The Rocky Horror Show

by RACHEL HALLIBURTON, Evening Standard

The Rocky Horror Show's 30th year production is inevitably less about suspense than suspenders - a place where hairy male buttocks, fishnet stockings and unconstricted feather boas fulfill all manner of exhibitionist desires.

Robbie Williams appeared in the audience last night conservatively dressed among the men in tights and women in corsets but nonetheless enthusiastically cheering on his friend Jonathan Wilkes, who stars with seductive oomph as the sweet transvestite Frank N. Furter.

Three decades ago, after its experimental birth at the Royal Court's Theatre Upstairs, this hedonistic musical won the Evening Standard's 1973 best musical award.

It was one of the first indications that the tale of Brad, his doll-like fiancee Janet, and their spectacular loss of innocence in a house of horrors would make cross-dressing and pelvic thrusts a staple of student discos, and would attract such fans as the woman who watched it more than 1,300 times.

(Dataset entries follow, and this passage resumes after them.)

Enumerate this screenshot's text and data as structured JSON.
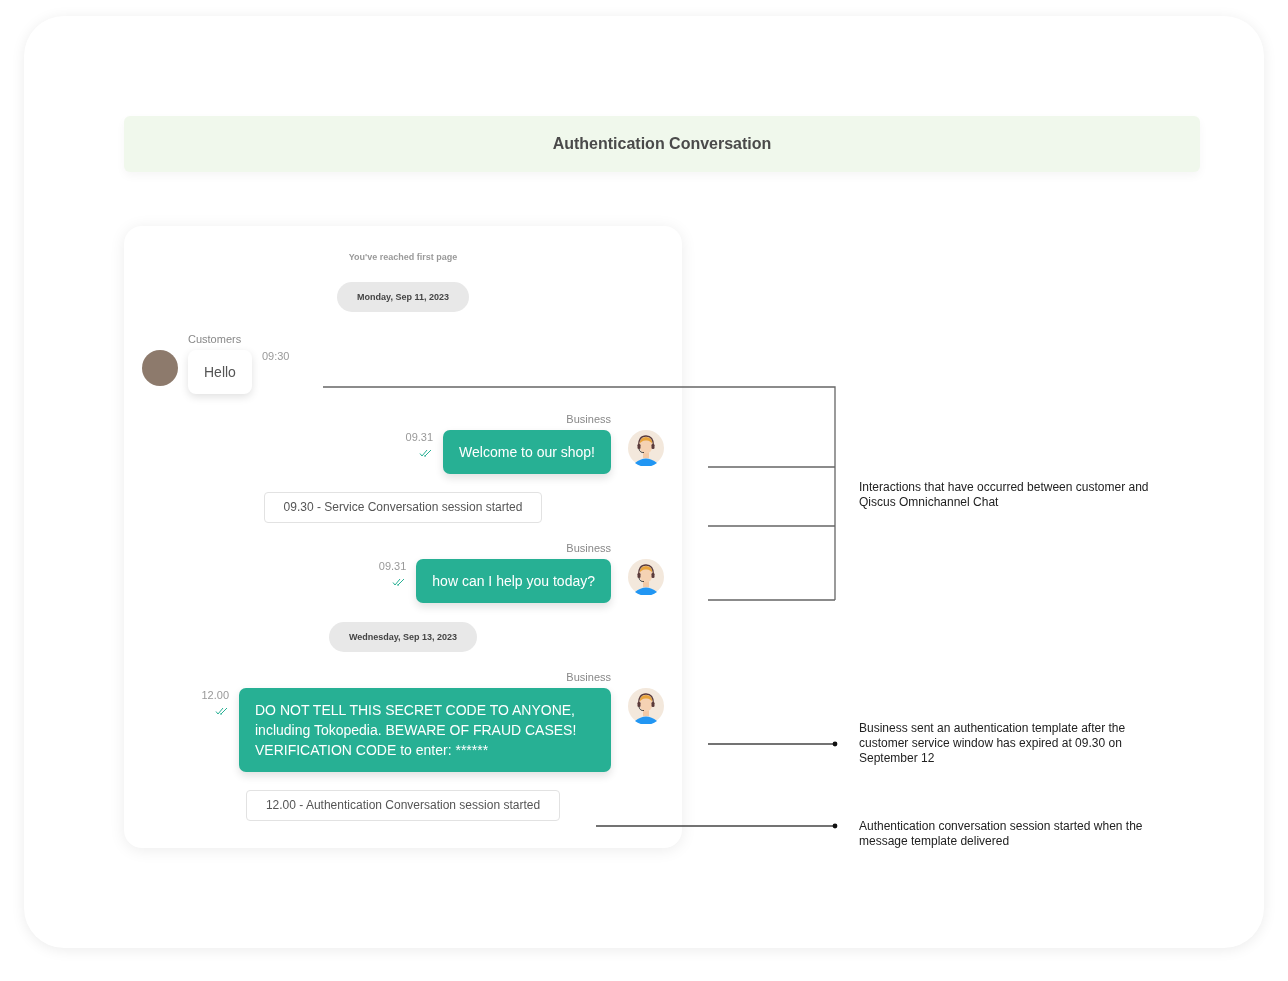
{
  "title": "Authentication Conversation",
  "chat": {
    "first_page_note": "You've reached first page",
    "items": [
      {
        "kind": "date",
        "date_label": "Monday, Sep 11, 2023"
      },
      {
        "kind": "incoming",
        "sender": "Customers",
        "text": "Hello",
        "time": "09:30"
      },
      {
        "kind": "outgoing",
        "sender": "Business",
        "text": "Welcome to our shop!",
        "time": "09.31",
        "read": true
      },
      {
        "kind": "notice",
        "text": "09.30 - Service Conversation session started"
      },
      {
        "kind": "outgoing",
        "sender": "Business",
        "text": "how can I help you today?",
        "time": "09.31",
        "read": true
      },
      {
        "kind": "date",
        "date_label": "Wednesday, Sep 13, 2023"
      },
      {
        "kind": "outgoing",
        "sender": "Business",
        "text": "DO NOT TELL THIS SECRET CODE TO ANYONE, including Tokopedia. BEWARE OF FRAUD CASES! VERIFICATION CODE to enter: ******",
        "time": "12.00",
        "read": true
      },
      {
        "kind": "notice",
        "text": "12.00 - Authentication Conversation session started"
      }
    ]
  },
  "annotations": [
    {
      "text": "Interactions that have occurred between customer and Qiscus Omnichannel Chat"
    },
    {
      "text": "Business sent an authentication template after the customer service window has expired at 09.30 on September 12"
    },
    {
      "text": "Authentication conversation session started when the message template delivered"
    }
  ]
}
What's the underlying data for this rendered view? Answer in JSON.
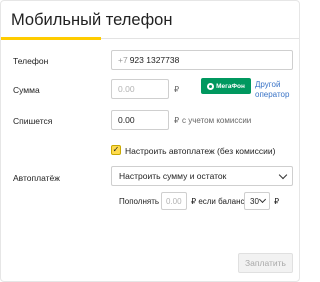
{
  "header": {
    "title": "Мобильный телефон"
  },
  "colors": {
    "accent": "#ffcc00",
    "operator_brand": "#00985f",
    "link": "#3a74c7"
  },
  "phone": {
    "label": "Телефон",
    "prefix": "+7",
    "value": "923 1327738"
  },
  "amount": {
    "label": "Сумма",
    "placeholder": "0.00",
    "currency": "₽"
  },
  "operator": {
    "name": "МегаФон",
    "icon": "megafon-logo",
    "other_link_line1": "Другой",
    "other_link_line2": "оператор"
  },
  "charge": {
    "label": "Спишется",
    "value": "0.00",
    "currency": "₽",
    "note": "с учетом комиссии"
  },
  "autopay": {
    "checkbox_label": "Настроить автоплатеж (без комиссии)",
    "checked": true,
    "label": "Автоплатёж",
    "select_value": "Настроить сумму и остаток",
    "topup_text": "Пополнять на",
    "topup_placeholder": "0.00",
    "if_balance_text": "₽ если баланс",
    "balance_value": "30",
    "currency": "₽"
  },
  "submit": {
    "label": "Заплатить"
  }
}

This particular production will only cast its gothic shadow over the West End for two weeks, following a nine-month tour.

Tarted-up audience members ritually yelling out lines from the script, waving lights, throwing cards and rice in the air, and chorusing bawdy jokes demonstrated that this is a phenomenon combining sex and eccentricity, ripe for celebration.

As one who has often waggled her hips to the most famous song, the Time Warp, the combined energy of the crowd and the music seems enough to fuel this particular revival.

Visually it is let down by a cheap set that resembles a bad Blue Peter experiment.

Comedian Rhona Cameron heroically battles through the evening as narrator, even though her rhetorical question, "What is over?" was greeted by an audience member who cried out: "Your career!"

Jon Boydon as Brad - the man who puts the vest into transvestite - and Katie Rowley-Jones as Janet had a more difficult time with hecklers.

However, the moment that Wilkes enters, it becomes clear that his personality has both the backbone and the anarchic razzle-dazzle to sustain the evening.

Structurally, Richard O'Brien's musical climaxes far too early, just after Frank seduces both Brad and Janet - a fault considerably alleviated by Wilkes's insolent repartee, large-limbed confidence, and ability to dominate the theatre with his sexual magnetism and a fruity voice that Robbie Williams saw worthy to include on his album Swing When You're Winning.

Williams left before the final bows to avoid photographers but he had stayed long enough to see Wilkes raise the show from a cheap echo of the 1975 film to a snarling piece of theatre about leather, lace and lust.